To find the distance of the short leg of the right triangle to the original triangle in the scenario you described, we can use the geometric mean.

Let's denote the lengths of the segments of the hypotenuse:

• The short segment of the hypotenuse \( a = 2 \) units.
• The long segment of the hypotenuse \( b = 30 \) units.

The drawing suggests that we have a right triangle \( \Delta ABC \) with right angle \( C \) and hypotenuse \( AB \). A perpendicular line is dropped from point \( C \) to the hypotenuse \( AB \), creating two segments of the hypotenuse, \( AD = 2 \) (the short segment) and \( DB = 30 \) (the long segment).
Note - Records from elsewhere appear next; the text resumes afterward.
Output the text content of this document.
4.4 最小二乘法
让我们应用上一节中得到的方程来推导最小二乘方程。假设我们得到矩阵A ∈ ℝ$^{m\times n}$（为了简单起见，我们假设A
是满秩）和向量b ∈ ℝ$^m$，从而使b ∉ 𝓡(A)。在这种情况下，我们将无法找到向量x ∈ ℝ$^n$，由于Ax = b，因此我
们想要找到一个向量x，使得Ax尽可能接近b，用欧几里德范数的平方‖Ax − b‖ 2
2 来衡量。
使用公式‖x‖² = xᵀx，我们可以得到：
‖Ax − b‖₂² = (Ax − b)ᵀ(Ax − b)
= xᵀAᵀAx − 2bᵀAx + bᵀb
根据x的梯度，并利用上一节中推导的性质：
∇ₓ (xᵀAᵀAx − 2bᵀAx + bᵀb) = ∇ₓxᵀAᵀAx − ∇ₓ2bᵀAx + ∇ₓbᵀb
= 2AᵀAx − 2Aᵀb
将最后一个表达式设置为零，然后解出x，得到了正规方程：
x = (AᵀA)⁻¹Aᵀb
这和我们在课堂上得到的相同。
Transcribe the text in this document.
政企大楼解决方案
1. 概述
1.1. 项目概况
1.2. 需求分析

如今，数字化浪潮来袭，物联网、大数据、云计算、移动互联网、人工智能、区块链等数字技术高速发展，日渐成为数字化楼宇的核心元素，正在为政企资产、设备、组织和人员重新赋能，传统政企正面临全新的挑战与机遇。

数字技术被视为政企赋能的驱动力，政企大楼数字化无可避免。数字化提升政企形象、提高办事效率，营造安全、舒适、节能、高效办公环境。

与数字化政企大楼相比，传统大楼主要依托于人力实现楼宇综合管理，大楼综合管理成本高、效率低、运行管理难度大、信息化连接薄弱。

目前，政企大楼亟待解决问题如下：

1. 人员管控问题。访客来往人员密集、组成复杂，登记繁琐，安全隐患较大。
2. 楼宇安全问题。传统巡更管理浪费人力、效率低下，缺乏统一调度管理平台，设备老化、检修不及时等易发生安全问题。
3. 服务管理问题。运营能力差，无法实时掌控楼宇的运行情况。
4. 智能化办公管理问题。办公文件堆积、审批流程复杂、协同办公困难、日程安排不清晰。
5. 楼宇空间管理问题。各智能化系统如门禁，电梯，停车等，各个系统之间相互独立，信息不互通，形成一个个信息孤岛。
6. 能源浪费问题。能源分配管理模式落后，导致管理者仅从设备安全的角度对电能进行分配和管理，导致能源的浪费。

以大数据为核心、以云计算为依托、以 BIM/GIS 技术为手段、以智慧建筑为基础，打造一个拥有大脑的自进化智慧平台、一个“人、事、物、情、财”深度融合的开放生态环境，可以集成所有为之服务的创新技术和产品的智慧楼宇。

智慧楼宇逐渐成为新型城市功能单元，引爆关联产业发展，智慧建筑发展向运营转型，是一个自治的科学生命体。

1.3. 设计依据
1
We can compute the length of the altitude \( CD \) from point \( C \) to hypotenuse \( AB \) using the property of the right triangle and the geometric mean:

\[ CD^2 = AD \cdot DB \]

Substituting in the known values:

\[ CD^2 = 2 \cdot 30 = 60 \]

To find \( CD \), we take the square root of both sides:

\[ CD = \sqrt{60} = \sqrt{4 \times 15} = 2\sqrt{15} \]

Now, to find the distance from the right angle \( C \) to the hypotenuse, which is represented by the length \( CD \), we conclude that:

\[ \text{Distance} = CD = 2\sqrt{15} \]

Thus, the distance from the short leg to the original triangle (the length of the altitude) is \( \approx 7.75 \) units.